By on 24/03/2015
The officers were among 1,300 people arrested on suspicion of accessing or downloading indecent images of children – some as young as five – from US-based Internet sites.
Thirty-five men were arrested in London this morning as part of the investigation – codenamed Operation Ore – following raids on 45 addresses across the capital.
Of the 50 policemen identified, eight have been charged to date and the remainder bailed pending further inquiries. Scotland Yard said none of those arrested today was a policeman.
At a press conference at Scotland Yard today, Jim Gamble, assistant chief constable of the National Crime Squad, said he was not surprised at the number of police officers among the suspects.
“As police officers, we should expect to be held accountable,” he said.
“Fifty police officers have been identified and we are not hiding that fact. We want you to know about that to reassure you.

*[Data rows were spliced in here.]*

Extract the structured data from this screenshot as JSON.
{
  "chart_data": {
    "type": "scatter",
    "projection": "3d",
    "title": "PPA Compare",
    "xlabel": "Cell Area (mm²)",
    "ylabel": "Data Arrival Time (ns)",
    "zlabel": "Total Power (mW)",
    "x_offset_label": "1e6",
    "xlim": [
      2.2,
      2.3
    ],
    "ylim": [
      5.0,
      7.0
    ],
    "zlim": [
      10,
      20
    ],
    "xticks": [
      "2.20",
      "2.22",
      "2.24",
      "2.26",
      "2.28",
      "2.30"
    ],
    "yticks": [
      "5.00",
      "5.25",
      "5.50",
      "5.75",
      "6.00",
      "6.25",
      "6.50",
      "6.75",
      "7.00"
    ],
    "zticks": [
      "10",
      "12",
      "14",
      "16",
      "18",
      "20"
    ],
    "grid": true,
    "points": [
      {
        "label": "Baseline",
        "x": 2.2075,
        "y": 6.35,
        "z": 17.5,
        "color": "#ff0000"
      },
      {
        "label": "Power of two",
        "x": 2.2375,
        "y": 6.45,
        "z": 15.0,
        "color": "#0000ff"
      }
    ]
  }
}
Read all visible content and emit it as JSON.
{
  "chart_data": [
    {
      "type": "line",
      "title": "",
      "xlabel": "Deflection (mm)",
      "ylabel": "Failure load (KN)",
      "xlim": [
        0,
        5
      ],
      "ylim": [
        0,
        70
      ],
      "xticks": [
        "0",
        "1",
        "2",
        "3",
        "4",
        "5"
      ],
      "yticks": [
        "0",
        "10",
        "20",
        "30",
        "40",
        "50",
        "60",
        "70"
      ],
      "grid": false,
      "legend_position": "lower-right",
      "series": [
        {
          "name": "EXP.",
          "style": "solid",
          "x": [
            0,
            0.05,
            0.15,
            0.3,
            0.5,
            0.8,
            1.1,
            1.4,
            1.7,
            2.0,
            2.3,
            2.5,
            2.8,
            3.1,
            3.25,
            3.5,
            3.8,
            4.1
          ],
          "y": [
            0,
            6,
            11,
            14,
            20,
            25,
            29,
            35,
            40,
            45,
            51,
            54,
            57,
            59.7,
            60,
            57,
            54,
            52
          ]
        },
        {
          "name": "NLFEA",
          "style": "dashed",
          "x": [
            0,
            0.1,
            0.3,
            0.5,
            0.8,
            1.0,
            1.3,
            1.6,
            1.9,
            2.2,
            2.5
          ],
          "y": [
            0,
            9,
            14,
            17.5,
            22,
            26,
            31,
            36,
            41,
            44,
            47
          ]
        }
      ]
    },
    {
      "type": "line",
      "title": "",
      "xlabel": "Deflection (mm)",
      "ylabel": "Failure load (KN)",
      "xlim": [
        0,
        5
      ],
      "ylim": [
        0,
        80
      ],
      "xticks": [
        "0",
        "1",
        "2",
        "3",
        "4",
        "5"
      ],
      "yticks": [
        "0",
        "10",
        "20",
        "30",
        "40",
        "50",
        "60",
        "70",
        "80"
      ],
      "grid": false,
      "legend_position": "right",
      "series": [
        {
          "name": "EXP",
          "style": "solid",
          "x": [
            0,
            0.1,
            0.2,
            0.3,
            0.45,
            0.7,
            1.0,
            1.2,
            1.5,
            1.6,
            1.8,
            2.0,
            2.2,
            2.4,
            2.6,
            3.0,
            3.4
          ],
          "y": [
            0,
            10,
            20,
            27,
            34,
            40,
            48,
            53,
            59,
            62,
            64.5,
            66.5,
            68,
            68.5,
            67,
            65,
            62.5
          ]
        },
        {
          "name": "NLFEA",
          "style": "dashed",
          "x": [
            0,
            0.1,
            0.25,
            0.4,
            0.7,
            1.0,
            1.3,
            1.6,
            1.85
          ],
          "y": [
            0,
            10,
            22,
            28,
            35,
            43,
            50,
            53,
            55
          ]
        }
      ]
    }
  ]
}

“Police officers are member of the communities that they serve and there will be good people and bad people in the police.”
Mr Gamble said the 50 officers were among 1,200 Britons who had been identified as “category one or two” suspects – those who posed the greatest potential risk to children.
In addition, 40 children nationwide – 28 of them in London – had been identified as being at risk of being abused and appropriate steps had been taken with other agencies to ensure that all the youngsters were safe.
Before today’s arrests, the Metropolitan Police had executed 75 warrants across the capital with 65 arrests and more than 130 computers seized.
Although 7,000 suspected users of “pay-per-view” child pornography sites based in the US were identified in Britain, Mr Gamble said the actual number of offenders would probably be lower, partly due to duplicates.
The Met’s Deputy Assistant Commissioner, Carole Howlett, said today’s raids represented the single largest operation of its kind mounted so far by the force.
She added: “Our priority so far has been to identify those individuals on the list that pose the greatest threat to children now.
“But this process is on-going … and it will continue after today, even though it is extremely resource intensive.”
Ms Howlett also announced that the Home Office had agreed to allocate an extra £500,000 to support further action as part of Operation Ore.
She said the money would be used to provide extra training in computer forensics for officers across the country and to buy more equipment for analysing computers seized.
Commenting on today’s operation, children’s charity NSPCC said it had been assisting the Met by responding to any emerging child protection matters.
Colin Turner, head of NSPCC’s specialist investigation service, said: “The arrests send out a strong warning to those that think they can remain anonymous and escape the law by using the Internet to trade in child abuse images.
“Behind these indecent, abusive images are real children who will have suffered immense damage and trauma.”
Operation Ore is the UK wing of a huge FBI operation which traced 250,000 paedophiles worldwide last year through credit card details used to pay for downloading child porn.